Il sofferto viaggio in Ungheria, con le meste e imbarazzanti
cerimonie in memoria degli insorti del ’56 in veste di pentito ufficiale del comunismo italiano, è
stata una vicenda penosissima e mortificante: era talmente addolorato e
commosso che il presidente ungherese Solyom ha dovuto confortarlo perché
riuscisse a prender sonno.

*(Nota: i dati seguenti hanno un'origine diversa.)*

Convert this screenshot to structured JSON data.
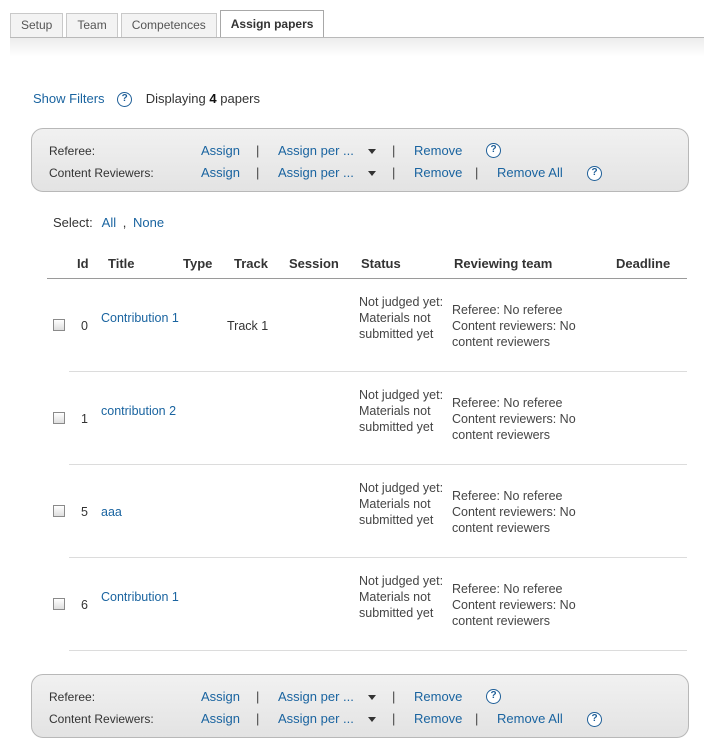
{
  "tabs": [
    {
      "label": "Setup"
    },
    {
      "label": "Team"
    },
    {
      "label": "Competences"
    },
    {
      "label": "Assign papers",
      "active": true
    }
  ],
  "filter": {
    "show_filters": "Show Filters",
    "displaying_prefix": "Displaying",
    "count": "4",
    "displaying_suffix": "papers"
  },
  "actions": {
    "referee_label": "Referee:",
    "reviewers_label": "Content Reviewers:",
    "assign": "Assign",
    "assign_per": "Assign per ...",
    "remove": "Remove",
    "remove_all": "Remove All",
    "separator": "|",
    "help": "?"
  },
  "select": {
    "label": "Select:",
    "all": "All",
    "comma": ",",
    "none": "None"
  },
  "table": {
    "headers": [
      "Id",
      "Title",
      "Type",
      "Track",
      "Session",
      "Status",
      "Reviewing team",
      "Deadline"
    ],
    "rows": [
      {
        "id": "0",
        "title": "Contribution 1",
        "track": "Track 1",
        "status": "Not judged yet: Materials not submitted yet",
        "team": "Referee: No referee Content reviewers: No content reviewers"
      },
      {
        "id": "1",
        "title": "contribution 2",
        "track": "",
        "status": "Not judged yet: Materials not submitted yet",
        "team": "Referee: No referee Content reviewers: No content reviewers"
      },
      {
        "id": "5",
        "title": "aaa",
        "track": "",
        "status": "Not judged yet: Materials not submitted yet",
        "team": "Referee: No referee Content reviewers: No content reviewers"
      },
      {
        "id": "6",
        "title": "Contribution 1",
        "track": "",
        "status": "Not judged yet: Materials not submitted yet",
        "team": "Referee: No referee Content reviewers: No content reviewers"
      }
    ]
  }
}
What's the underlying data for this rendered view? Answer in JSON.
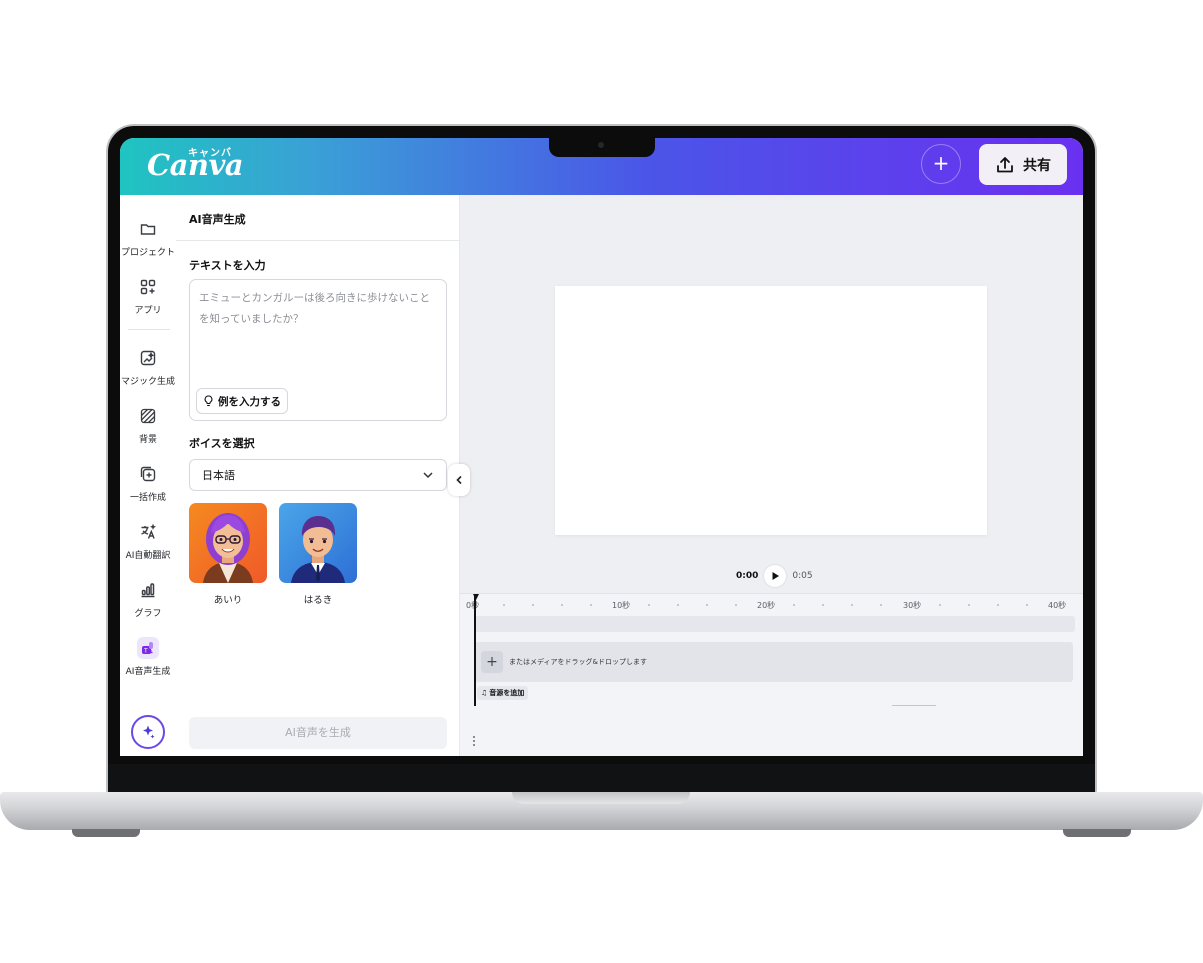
{
  "app": {
    "logo": "Canva",
    "logo_sub": "キャンバ"
  },
  "topbar": {
    "share_label": "共有"
  },
  "rail": {
    "items": [
      {
        "label": "プロジェクト",
        "icon": "folder-icon"
      },
      {
        "label": "アプリ",
        "icon": "apps-icon"
      },
      {
        "label": "マジック生成",
        "icon": "magic-media-icon"
      },
      {
        "label": "背景",
        "icon": "background-icon"
      },
      {
        "label": "一括作成",
        "icon": "bulk-create-icon"
      },
      {
        "label": "AI自動翻訳",
        "icon": "translate-icon"
      },
      {
        "label": "グラフ",
        "icon": "chart-icon"
      },
      {
        "label": "AI音声生成",
        "icon": "ai-voice-icon"
      }
    ]
  },
  "panel": {
    "title": "AI音声生成",
    "text_section": "テキストを入力",
    "text_placeholder": "エミューとカンガルーは後ろ向きに歩けないことを知っていましたか？",
    "example_button": "例を入力する",
    "voice_section": "ボイスを選択",
    "language_selected": "日本語",
    "voices": [
      {
        "name": "あいり"
      },
      {
        "name": "はるき"
      }
    ],
    "generate_button": "AI音声を生成"
  },
  "player": {
    "current_time": "0:00",
    "total_time": "0:05"
  },
  "timeline": {
    "ticks": [
      "0秒",
      "10秒",
      "20秒",
      "30秒",
      "40秒"
    ],
    "drop_hint": "またはメディアをドラッグ&ドロップします",
    "add_audio": "音源を追加"
  },
  "colors": {
    "accent": "#7d2ae8",
    "header_start": "#1fc4c1",
    "header_end": "#6a30f0"
  }
}
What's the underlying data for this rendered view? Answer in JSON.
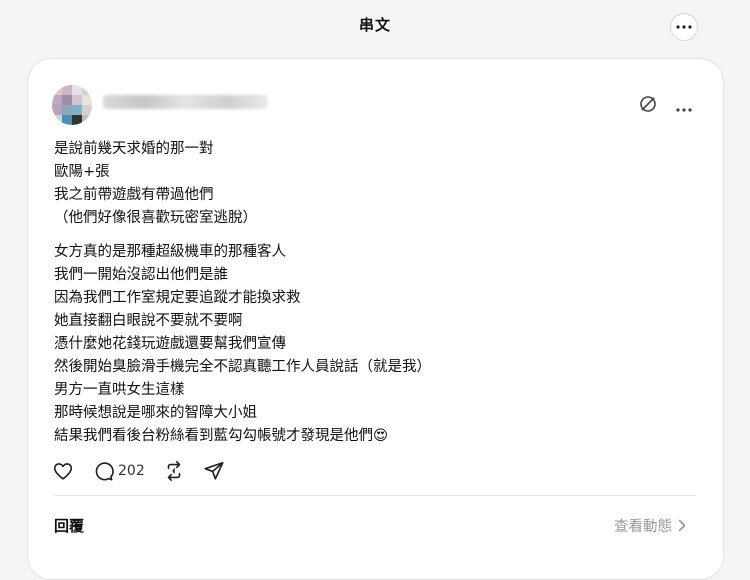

Ma l’insopprimibile empito di espiazione che cova
nell’animo di Napolitano, non gli dà pace: con la benevola e cameratesca
approvazione di Fini, convoca al Quirinale l’Associazione dei Profughi Giuliano-Dalmati,
distribuisce medaglie d’oro a piene mani e, nell’entusiasmo del momento, ne
consegna una anche al figlio
dell’ultimo prefetto repubblichino di Zara.
Non soddisfatto, e convinto di
dover pentirsi anche dei peccati altrui, si scaglia sdegnato contro la “furia
sanguinaria e il disegno annessionistico slavo… che assunse i sinistri contorni
di una pulizia etnica”, sorvolando, con stupefacente levità, sui venticinque anni di sanguinosa occupazione
italiana e di sradicamento etnico delle popolazioni slave.
Le accuse di razzismo e
revanscismo fatte dal presidente croato, sono forse eccessive: ma non si può
negare che tanto ciarpame revisionistico sarebbe eccessivo persino per quel
nostalgico gauleiter di Gasparri. Non vorremmo che, dopo l’elogio di Giovanni
Leone, dovessimo sentire quello di
Craxi, con relativa convocazione al Quirinale di tutti i galantuomini del
defunto PSI (De Michelis e Cicchitto in testa coi labari del partito) per un’altra sobria e commovente cerimonia
di pubbliche scuse e privati struggimenti del Presidente, consegna di
medagliette e pianti accorati sulla spalla di Stefania.
Nulla più impedirebbe, a questo punto, che, il 25 Aprile si rechi ginocchioni dal Vomero a Predappio col capo cosparso di cenere, flagellandosi la schiena con un gatto a nove code e, giunto sulla tomba del duce, si getti bocconi sul freddo marmo a invocare il perdono divino (e quello di Alessandra Mussolini) per le orribili sofferenze inflitte al nonno da quei lestofanti di partigiani.
Speriamo vivamente di no: ma vorremmo che il nostro Presidente, tra l’altro insignito dell’onorificenza di “Gran Cruz de la Orden de Isabela La Catolica” (he casualmente era quella che cacciò gli ebrei dalla Spagna), si rilassi e si tranquillizzi: i tempi grami dello stipendio da funzionario di partito sono finiti. Il settennato al Quirinale e il laticlavio onorario a vita non glieli toglie più nessuno.